The Court’s directive was unequivocal. The tenant did not make the requisite showing to prevent deregulation, and a deregulation order was thus “required.” Thus, contrary to the tenant’s present claims, the Court did not direct further proceedings as to the viability of her amended return.
The Court did note, as dictum, that there may be instances where a legitimate reason to amend a tax return exists, although an aggrieved tenant would have a remedy by virtue of the comment period (id. at 147). However, there was no statement that this tenant had any further recourse other than to petition for consideration of new evidence at the administrative review level. The tenant did so, but did not establish good cause for her late submission. She was specifically provided an opportunity to comment on the initial income verification, and although she noted that an amended return existed, she did not establish the legitimacy of that return or offer any indication as to why an amended return was filed; none of this would necessarily have involved disclosure of any income other than the “adjusted gross income” on her tax returns. While the tenant may not have “believed” that anything further was necessary, any with*417holding of information was undertaken at her own peril, since the statutory framework called for only one income verification. Clearly, the information she now proffers could reasonably have been offered or included in the proceeding at the time of the original comment period (see Rent Stabilization Code [9 NYCRR] § 2529.6). Further, even in her newly submitted evidence, the tenant does not proffer any basis to find that the amendment, while perhaps legitimate, is not being made to shift income and avoid deregulation. Thus, it cannot be said that it was arbitrary and capricious to find the tenant had presented insufficient reason to warrant disturbance of the rent administrator’s determination (see Matter of 7 W. 87th St. v New York State Div. of Hous. & Community Renewal, 295 AD2d 103 [2002], lv denied 99 NY2d 507 [2003]; Matter of Levine v New York State Div. of Hous. & Community Renewal, 243 AD2d 373 [1997]).
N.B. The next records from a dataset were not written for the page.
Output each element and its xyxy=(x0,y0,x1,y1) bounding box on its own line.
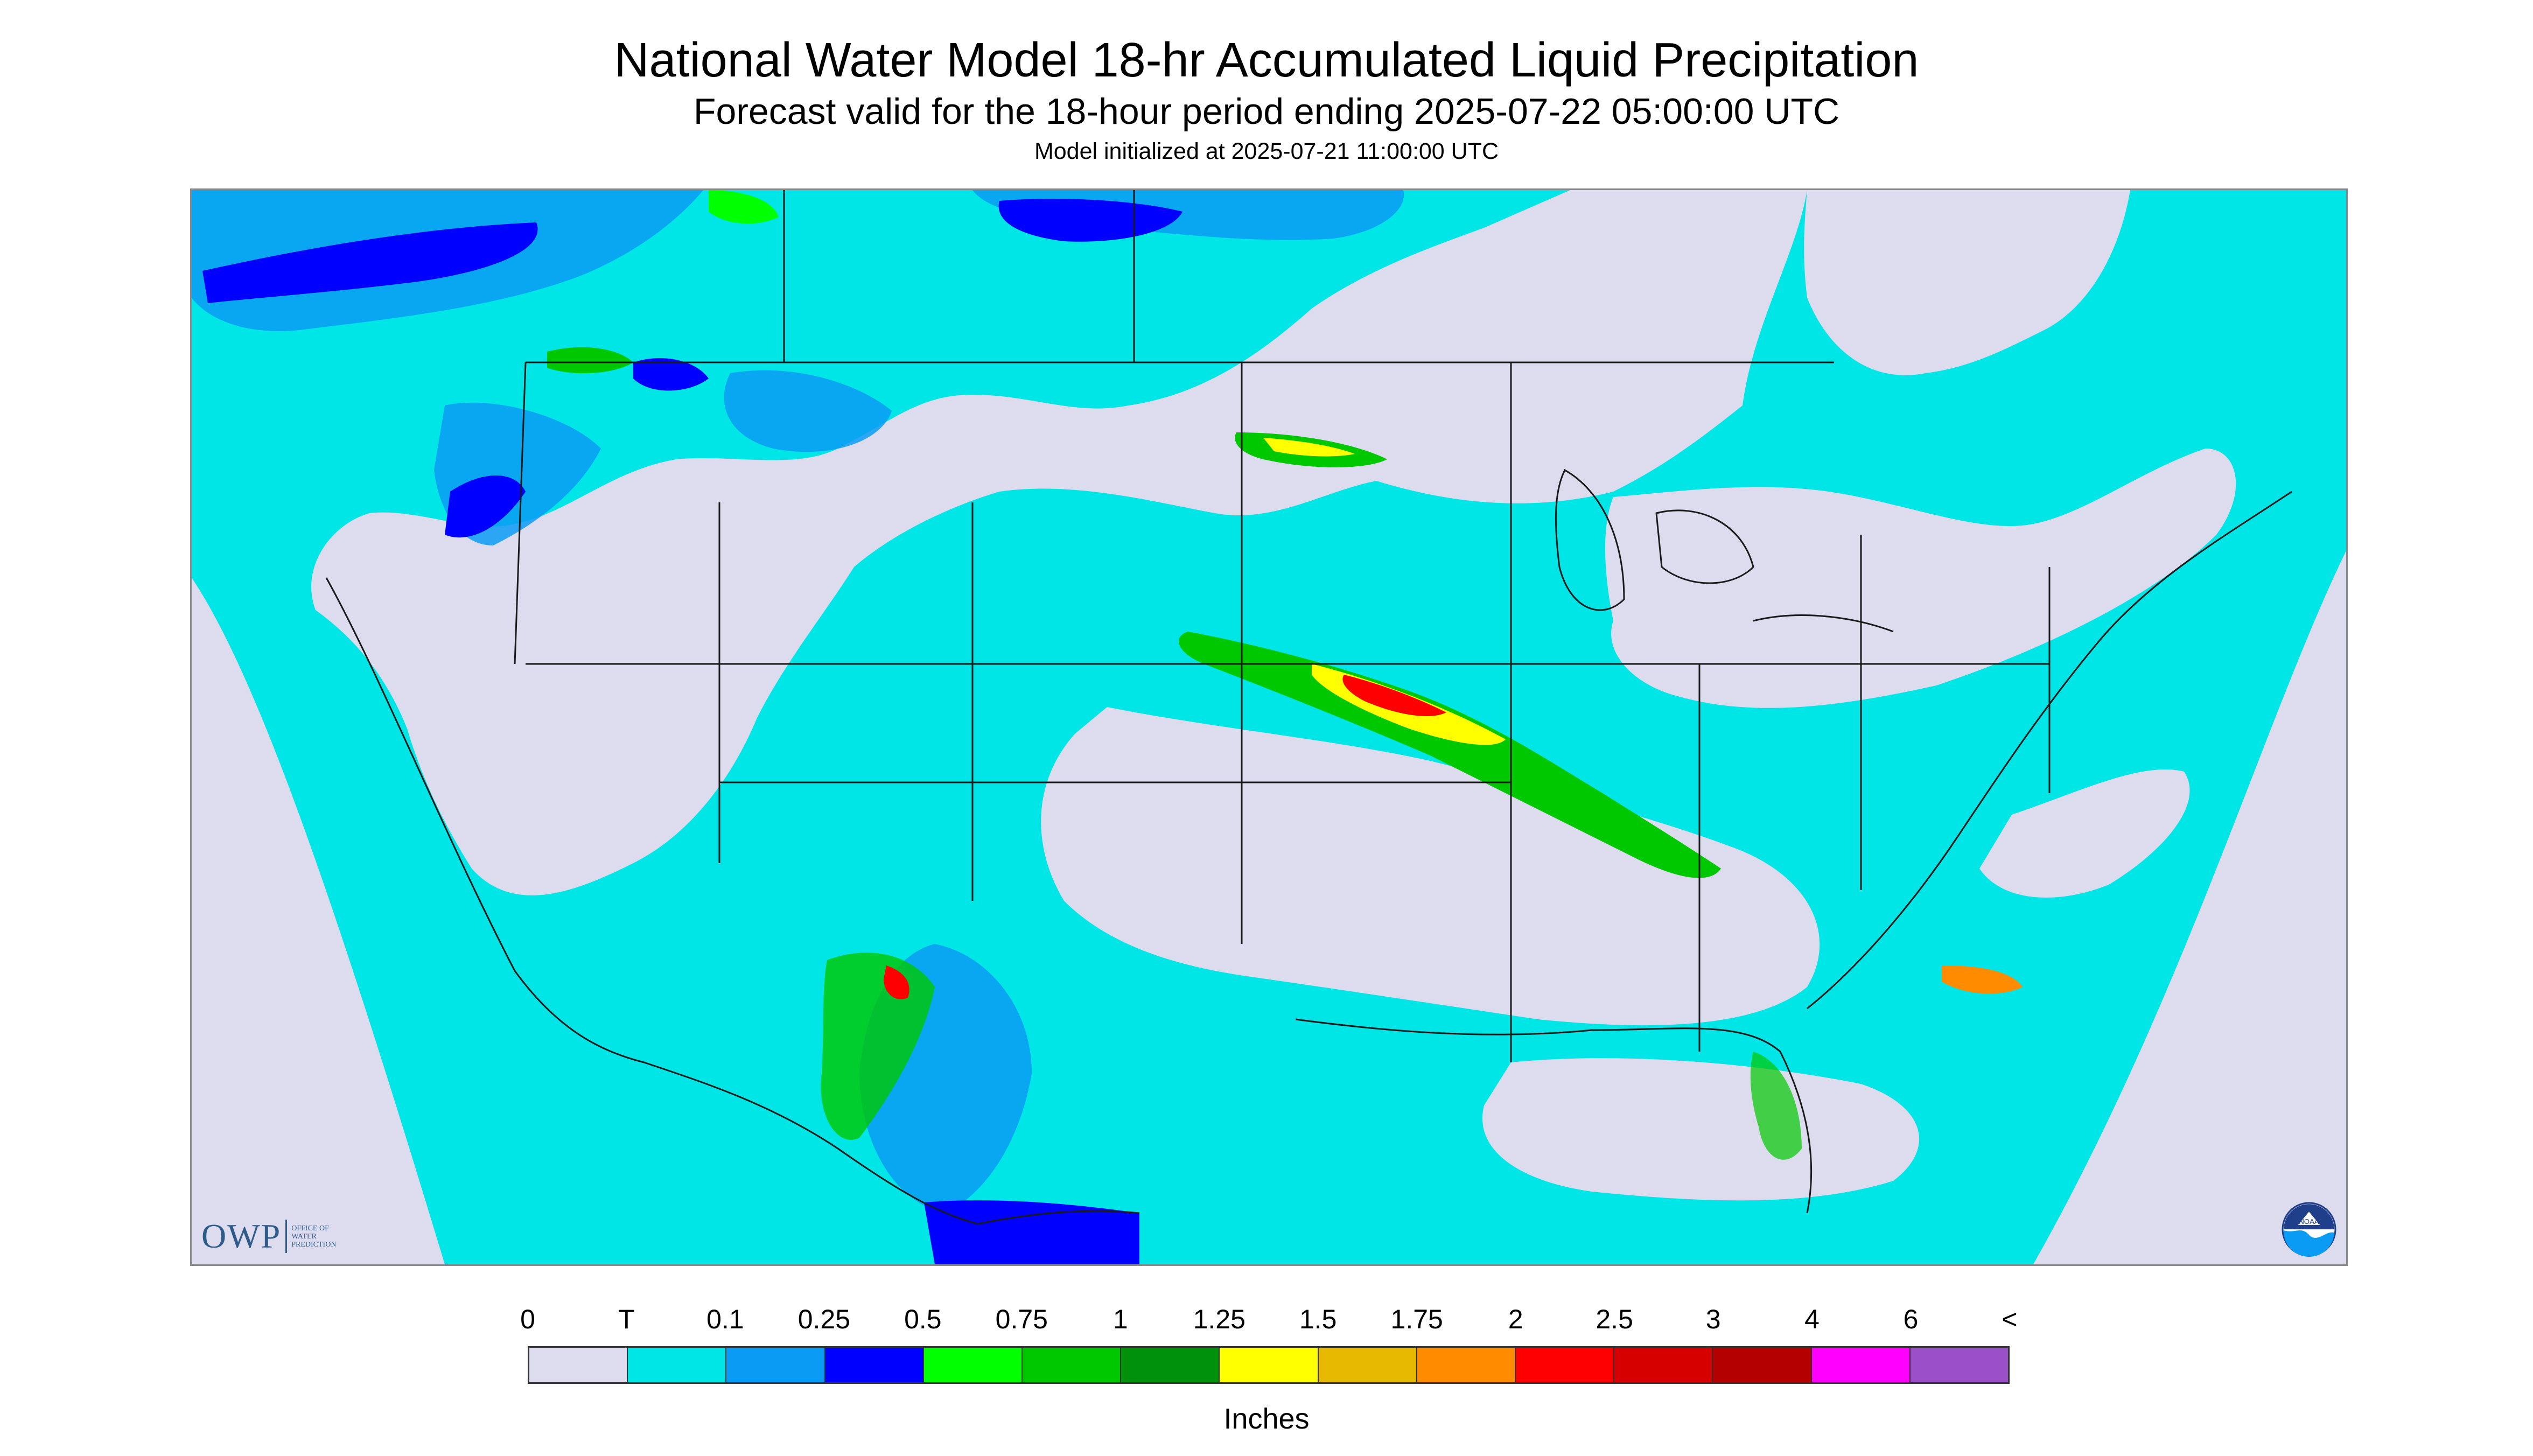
legend-swatch xyxy=(628,1348,727,1382)
heavy-precip-bands xyxy=(547,190,2023,1160)
heavy-precip-minnesota-core xyxy=(1263,438,1355,457)
heavy-precip-alberta xyxy=(709,190,779,224)
noaa-logo-text: NOAA xyxy=(2299,1217,2319,1226)
noaa-logo: NOAA xyxy=(2282,1202,2336,1257)
moderate-precip-patches xyxy=(202,199,1182,1264)
legend-tick-label: 0.1 xyxy=(706,1304,744,1334)
legend-tick-label: 1.75 xyxy=(1390,1304,1443,1334)
legend-swatch xyxy=(1417,1348,1516,1382)
owp-logo-word-2: WATER xyxy=(291,1232,317,1241)
legend-swatch xyxy=(923,1348,1023,1382)
legend-swatch xyxy=(1023,1348,1122,1382)
heavy-precip-florida xyxy=(1750,1052,1802,1160)
moderate-precip-bc-band xyxy=(202,222,538,303)
zero-precip-areas xyxy=(192,190,2346,1264)
owp-logo-word-1: OFFICE OF xyxy=(291,1224,329,1233)
great-lakes xyxy=(1555,468,1894,633)
legend-swatch xyxy=(1121,1348,1220,1382)
light-precip-montana xyxy=(724,370,892,452)
legend-tick-label: 0.25 xyxy=(797,1304,851,1334)
legend-swatch xyxy=(1713,1348,1812,1382)
legend-tick-label: 1 xyxy=(1112,1304,1128,1334)
legend-swatch xyxy=(726,1348,825,1382)
model-init-line: Model initialized at 2025-07-21 11:00:00… xyxy=(1034,138,1499,164)
legend-tick-label: 2 xyxy=(1508,1304,1523,1334)
zero-precip-southern-plains xyxy=(1041,707,1820,1026)
legend-tick-label: 0 xyxy=(520,1304,535,1334)
legend-tick-label: < xyxy=(2002,1304,2018,1334)
legend-swatch xyxy=(1614,1348,1713,1382)
moderate-precip-idaho xyxy=(633,358,709,391)
moderate-precip-oregon xyxy=(445,475,526,538)
map-title: National Water Model 18-hr Accumulated L… xyxy=(614,33,1919,87)
coastlines xyxy=(325,491,2292,1225)
legend-tick-label: 3 xyxy=(1705,1304,1721,1334)
owp-logo-word-3: PREDICTION xyxy=(291,1240,337,1249)
legend-tick-labels: 0 T 0.1 0.25 0.5 0.75 1 1.25 1.5 1.75 2 2.5 3 4 6 < xyxy=(520,1303,2018,1335)
legend-swatch xyxy=(1910,1348,2009,1382)
legend-swatch xyxy=(529,1348,628,1382)
legend-swatch xyxy=(1516,1348,1615,1382)
heavy-precip-band-green xyxy=(1179,632,1721,878)
outside-domain-east xyxy=(2033,551,2346,1264)
legend-tick-label: 4 xyxy=(1804,1304,1820,1334)
owp-logo-words: OFFICE OF WATER PREDICTION xyxy=(291,1224,336,1249)
heavy-precip-chihuahua-core xyxy=(884,965,909,999)
legend-swatch xyxy=(825,1348,924,1382)
zero-precip-ontario xyxy=(1804,190,2130,375)
legend-swatch xyxy=(1811,1348,1911,1382)
heavy-precip-sierra-madre xyxy=(821,953,935,1140)
zero-precip-central xyxy=(311,190,1807,895)
owp-logo-letters: OWP xyxy=(201,1217,282,1255)
moderate-precip-yucatan xyxy=(924,1200,1139,1264)
legend-unit-label: Inches xyxy=(1223,1403,1310,1435)
legend-tick-label: 1.5 xyxy=(1299,1304,1337,1334)
precip-legend-colorbar xyxy=(528,1346,2010,1384)
heavy-precip-atlantic xyxy=(1942,965,2023,994)
zero-precip-gulf xyxy=(1482,1058,1919,1201)
legend-tick-label: 0.75 xyxy=(995,1304,1048,1334)
owp-logo: OWP OFFICE OF WATER PREDICTION xyxy=(201,1215,336,1258)
legend-swatch xyxy=(1318,1348,1417,1382)
forecast-valid-subtitle: Forecast valid for the 18-hour period en… xyxy=(693,91,1840,132)
zero-precip-great-lakes xyxy=(1605,449,2236,708)
legend-tick-label: 6 xyxy=(1903,1304,1919,1334)
heavy-precip-band-red xyxy=(1342,675,1446,717)
state-boundaries xyxy=(514,190,2051,1062)
outside-domain-west xyxy=(192,578,445,1264)
owp-logo-divider xyxy=(285,1220,288,1253)
legend-tick-label: 2.5 xyxy=(1596,1304,1633,1334)
legend-swatch xyxy=(1220,1348,1319,1382)
precipitation-map-canvas xyxy=(192,190,2346,1264)
moderate-precip-canada xyxy=(998,199,1182,242)
political-boundaries xyxy=(325,190,2292,1225)
legend-tick-label: T xyxy=(618,1304,635,1334)
precipitation-map: OWP OFFICE OF WATER PREDICTION NOAA xyxy=(190,188,2348,1266)
heavy-precip-bc xyxy=(547,347,633,374)
legend-tick-label: 1.25 xyxy=(1193,1304,1245,1334)
legend-tick-label: 0.5 xyxy=(904,1304,942,1334)
zero-precip-atlantic xyxy=(1979,769,2190,898)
However, the effective date of deregulation set by DHCR constituted an error of law, based on the facts presented. As noted by the tenant, and conceded by DHCR, the language of the rent stabilization system with respect to deregulation is prospective in nature. While “calculated action” by municipal authorities to frustrate a landlord’s rights may occasionally warrant “unusual remedies” (Mayer v City Rent Agency, 46 NY2d 139,152 [1978]), the facts of this case are not appropriate for such action. Thus, under the Rent Stabilization Code, deregulation is prospective from the petition for administrative review (PAR) decision of January 20, 2005. Since no lease was in effect as of that date because the landlord had not offered the tenant a renewal, the lease is deemed to have been renewed upon the same terms and conditions as those previously in effect, under section 2523.5 (c) (2) of the Code. Since it is uncontested that all prior renewal leases, after commencement of the deregulation proceeding, contained lease riders regarding high-income deregulation, the effective date of deregulation is 60 days after the PAR decision, or March 21, 2005.
We have considered the parties’ remaining contentions for affirmative relief and find them unavailing. Concur—Mazzarelli, J.P., Andrias, Marlow, Gonzalez and Sweeny, JJ.